- The paper introduces SAMed-2, which leverages a temporal adapter and a confidence-driven memory mechanism to overcome limitations in multi-modal medical imaging.
- It integrates spatial-temporal techniques using 3D convolutions and attention mechanisms, significantly enhancing noise robustness and mitigating catastrophic forgetting.
- Experiments on the MedBank-100k dataset across 21 tasks demonstrate superior performance with higher Dice scores and effective zero-shot generalization.
SAMed-2: Selective Memory Enhanced Medical Segment Anything Model
Introduction
The paper "SAMed-2: Selective Memory Enhanced Medical Segment Anything Model" presents a novel approach to adapting general-purpose segmentation models for complex medical imaging tasks. Medical image segmentation is pivotal for diagnostic and therapeutic processes in clinical practice. Traditional models like U-Net demand extensive retraining for each new application due to the diverse nature of medical imaging, which poses significant challenges due to data annotation costs and variance in imaging modalities.
SAMed-2 is designed to overcome these limitations by building upon the SAM-2 architecture. The model integrates a temporal adapter within the image encoder to capture spatial and temporal correlations, and a confidence-driven memory mechanism that enhances robustness against noise and mitigates catastrophic forgetting. This paper also introduces MedBank-100k, a dataset encompassing seven imaging modalities and 21 tasks, to train and benchmark SAMed-2.
Methodology
Architecture Overview
SAMed-2's architecture is rooted in SAM-2, which segments images by embedding input data and managing previous segmentations through a memory base. The enhancements introduced in SAMed-2 aim to specifically address medical image segmentation challenges.
Temporal Adapter
The temporal adapter facilitates the integration of temporal knowledge from medical datasets, which often include volumetric or time-sequential images like CT and MR slices. This adapter uses a combination of spatial attention mechanisms and 3D convolutions to capture multi-dimensional context effectively.
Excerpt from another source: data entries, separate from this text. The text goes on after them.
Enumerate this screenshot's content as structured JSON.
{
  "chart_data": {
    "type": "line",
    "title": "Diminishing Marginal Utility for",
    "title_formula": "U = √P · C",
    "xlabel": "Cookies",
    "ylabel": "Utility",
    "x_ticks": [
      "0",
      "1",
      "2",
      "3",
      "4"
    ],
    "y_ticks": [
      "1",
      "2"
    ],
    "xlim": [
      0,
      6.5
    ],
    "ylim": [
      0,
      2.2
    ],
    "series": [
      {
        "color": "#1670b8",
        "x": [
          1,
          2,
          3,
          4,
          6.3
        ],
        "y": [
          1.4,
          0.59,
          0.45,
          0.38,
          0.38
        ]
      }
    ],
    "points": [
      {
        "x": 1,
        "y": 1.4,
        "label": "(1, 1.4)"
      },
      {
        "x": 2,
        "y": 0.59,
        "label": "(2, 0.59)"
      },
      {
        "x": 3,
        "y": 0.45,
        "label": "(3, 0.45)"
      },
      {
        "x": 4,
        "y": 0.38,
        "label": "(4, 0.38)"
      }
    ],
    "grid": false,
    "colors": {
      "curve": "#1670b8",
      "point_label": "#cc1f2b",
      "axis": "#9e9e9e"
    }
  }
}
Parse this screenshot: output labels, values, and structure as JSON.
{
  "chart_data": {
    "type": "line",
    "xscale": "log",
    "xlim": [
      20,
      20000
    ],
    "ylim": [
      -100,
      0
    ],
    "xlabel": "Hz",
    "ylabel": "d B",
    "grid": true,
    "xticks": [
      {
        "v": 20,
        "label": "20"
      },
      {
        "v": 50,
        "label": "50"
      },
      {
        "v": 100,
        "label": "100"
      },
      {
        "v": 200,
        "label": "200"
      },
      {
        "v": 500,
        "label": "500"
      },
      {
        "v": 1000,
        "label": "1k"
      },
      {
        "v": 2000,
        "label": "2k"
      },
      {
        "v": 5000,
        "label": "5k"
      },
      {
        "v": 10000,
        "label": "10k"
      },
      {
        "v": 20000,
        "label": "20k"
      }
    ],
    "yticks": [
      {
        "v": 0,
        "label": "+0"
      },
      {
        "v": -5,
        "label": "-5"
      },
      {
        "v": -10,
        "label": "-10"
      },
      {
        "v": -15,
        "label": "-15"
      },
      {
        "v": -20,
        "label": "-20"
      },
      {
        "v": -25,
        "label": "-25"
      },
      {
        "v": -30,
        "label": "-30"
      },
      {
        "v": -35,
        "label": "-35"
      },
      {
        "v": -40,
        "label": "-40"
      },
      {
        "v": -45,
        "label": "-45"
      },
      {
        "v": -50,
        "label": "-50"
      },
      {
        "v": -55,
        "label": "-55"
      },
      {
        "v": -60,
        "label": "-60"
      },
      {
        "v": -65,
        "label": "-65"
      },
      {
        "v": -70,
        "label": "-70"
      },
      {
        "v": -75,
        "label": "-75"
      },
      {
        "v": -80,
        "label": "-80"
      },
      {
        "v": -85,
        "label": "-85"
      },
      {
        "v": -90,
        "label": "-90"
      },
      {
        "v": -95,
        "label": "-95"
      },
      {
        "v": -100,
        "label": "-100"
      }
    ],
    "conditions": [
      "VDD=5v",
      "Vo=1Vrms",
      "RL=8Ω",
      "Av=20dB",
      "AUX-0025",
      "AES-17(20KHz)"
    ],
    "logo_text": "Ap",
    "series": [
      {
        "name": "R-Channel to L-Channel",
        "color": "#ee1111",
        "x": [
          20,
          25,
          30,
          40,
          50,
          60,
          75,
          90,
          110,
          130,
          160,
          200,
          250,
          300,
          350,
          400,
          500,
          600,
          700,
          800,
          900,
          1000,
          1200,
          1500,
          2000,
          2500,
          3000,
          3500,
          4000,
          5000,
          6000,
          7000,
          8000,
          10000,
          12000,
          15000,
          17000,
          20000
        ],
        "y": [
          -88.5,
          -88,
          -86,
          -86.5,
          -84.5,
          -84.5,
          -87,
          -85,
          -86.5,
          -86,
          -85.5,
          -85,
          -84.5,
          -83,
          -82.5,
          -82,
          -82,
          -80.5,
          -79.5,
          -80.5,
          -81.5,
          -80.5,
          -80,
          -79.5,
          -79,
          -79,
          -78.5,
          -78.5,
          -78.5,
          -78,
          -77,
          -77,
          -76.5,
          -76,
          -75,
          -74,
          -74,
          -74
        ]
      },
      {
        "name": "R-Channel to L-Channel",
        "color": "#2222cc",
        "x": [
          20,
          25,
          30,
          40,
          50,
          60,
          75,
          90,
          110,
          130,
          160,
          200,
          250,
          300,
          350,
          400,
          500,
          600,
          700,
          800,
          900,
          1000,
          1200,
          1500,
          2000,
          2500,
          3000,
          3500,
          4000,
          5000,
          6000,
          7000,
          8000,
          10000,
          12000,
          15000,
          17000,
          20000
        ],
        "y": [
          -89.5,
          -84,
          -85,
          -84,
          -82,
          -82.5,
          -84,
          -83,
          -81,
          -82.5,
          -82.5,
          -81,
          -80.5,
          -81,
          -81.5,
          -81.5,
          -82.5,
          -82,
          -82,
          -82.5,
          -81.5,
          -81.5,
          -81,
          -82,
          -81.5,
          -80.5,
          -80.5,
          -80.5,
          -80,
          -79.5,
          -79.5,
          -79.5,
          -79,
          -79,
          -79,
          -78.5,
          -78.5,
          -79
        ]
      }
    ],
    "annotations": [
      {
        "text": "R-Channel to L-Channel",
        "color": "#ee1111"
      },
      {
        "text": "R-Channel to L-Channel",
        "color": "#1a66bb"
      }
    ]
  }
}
Figure 1: Workflow of SAMed-2. It integrates a temporal adapter in the image encoder to capture multi-dimensional context and a confidence-driven memory module to store high-certainty features.
Confidence-Driven Memory Mechanism
Addressing noise in training datasets is crucial for effective model performance. SAMed-2 introduces a memory module that retains only high-certainty features, enabling the model to generalize across different modalities without the model forgetting learned tasks. The memory retrieval process selects features based on both similarity and confidence, improving noise robustness and overall performance.
Implementation and Dataset
The MedBank-100k dataset is curated to provide a wide variety of medical scenarios, further enhancing the model's ability to handle real-world applications. The data spans fundus, dermoscopy, X-ray, CT, MR, colonoscopy, and echocardiography modalities.
Experimental Results
The effectiveness of SAMed-2 is demonstrated through both internal validations across 21 tasks and external validations on unseen datasets. The experiments confirm that SAMed-2 outperforms existing state-of-the-art models, particularly in multi-task scenarios.

Figure 2: Few-shot scaling result of our method and compared methods on external prostate segmentation task.
Quantitative Performance
The model showcases superior performance with an average Dice Similarity Coefficient (DSC) surpassing other models such as MedSAM-2, SAM-2, and U-Net. Notably, SAMed-2 improves zero-shot performance on external datasets by a significant margin, demonstrating its versatility and robustness.
Ablation Studies
Ablation studies confirm the importance of the confidence-driven memory mechanism and temporal adapter in achieving the model's performance, with each component providing specific advantages in handling various imaging challenges.
Conclusion
SAMed-2 represents a significant advancement in medical image segmentation by effectively adapting the segment-anything paradigm to the complex and varied nature of medical imaging tasks. Its architecture, designed explicitly for handling multi-dimensional and noise-prone datasets, sets a new benchmark in medical image analysis. The introduction of MedBank-100k further strengthens the domain-specific utility of SAMed-2, providing a comprehensive resource for future model training and evaluation.
The research outlines pathways for future exploration, including memory mechanisms' further refinement and exploring other architectures to enhance temporal and spatial learning. This work underscores the potential of foundational segmentation models in advancing clinical practice’s technological capabilities.